Last week Ascendis reached agreement for the disposal of Ascendis Pharma to Austell for R410 million. The transaction is contingent on the disposal of Ascendis Pharma to a joint venture between Pharma-Q and Imperial Logistics not being approved by shareholders. The net proceeds from the sale will be used to pay down the Austell loan.
Smit said the offer from Austell was R35 million higher than the Pharma-Q/Imperial offer, which equates to almost 10% of the group’s market capitalisation.
Proceeds of R95.1 million from the disposal of the Ascendis skin business to Amka Products, implemented on 31 May 2022, were also used to reduce the debt.
He said the group’s decision not to proceed with the sale of its medical devices business, the planned disposal of Ascendis Pharma at full value and the rights offer proceeds provide a near complete debt solution.

“Our remaining debt of approximately R130 million is payable by November. This quantum will be reduced by a partial application of the rights offer proceeds. We are now focusing on refinancing the remaining debt on more attractive commercial terms and moving away from non-financial lenders where debt servicing costs are very expensive,” said Smit.

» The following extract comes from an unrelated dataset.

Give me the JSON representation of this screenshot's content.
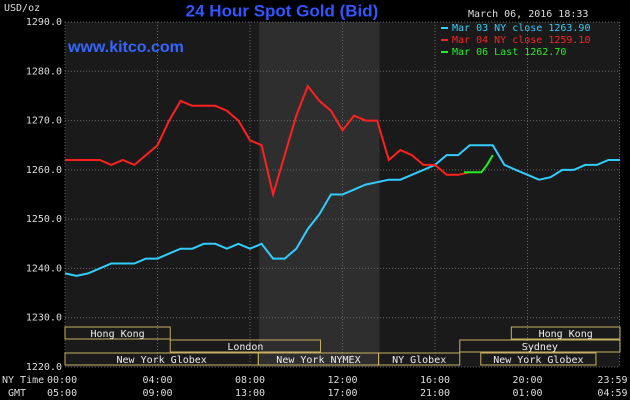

Ascendis will have cash to fund working capital and unlock growth potential in its medical devices and consumer health businesses following the rights offer and the sale of Ascendis Pharma, together with approximately R50 million of proceeds held in escrow from the prior year disposal of Ascendis Animal Health.

“We believe the combination of the medical devices and consumer health businesses present a compelling base for the growth of the group. We are committed to investing for growth and defending our market leading positions through product and geographic expansion in our identified segments,” added Smit.
Ascendis Medical, which incorporates the three operating businesses The Scientific Group, Surgical Innovations and Ortho-Xact, has long-standing relationships and exclusive agency agreements with major multinational suppliers.

The consumer health business is one of the largest vitamin, mineral and supplement suppliers in South Africa, with brands such as Solal, Vitaforce, Menacal, Bettaway and Junglevite being among the most established and recognised in their categories. The business also owns a substantial manufacturing facility in Gauteng, being one of only two South African Health Products Regulatory Authority accredited soft gel capsule manufacturers in the country.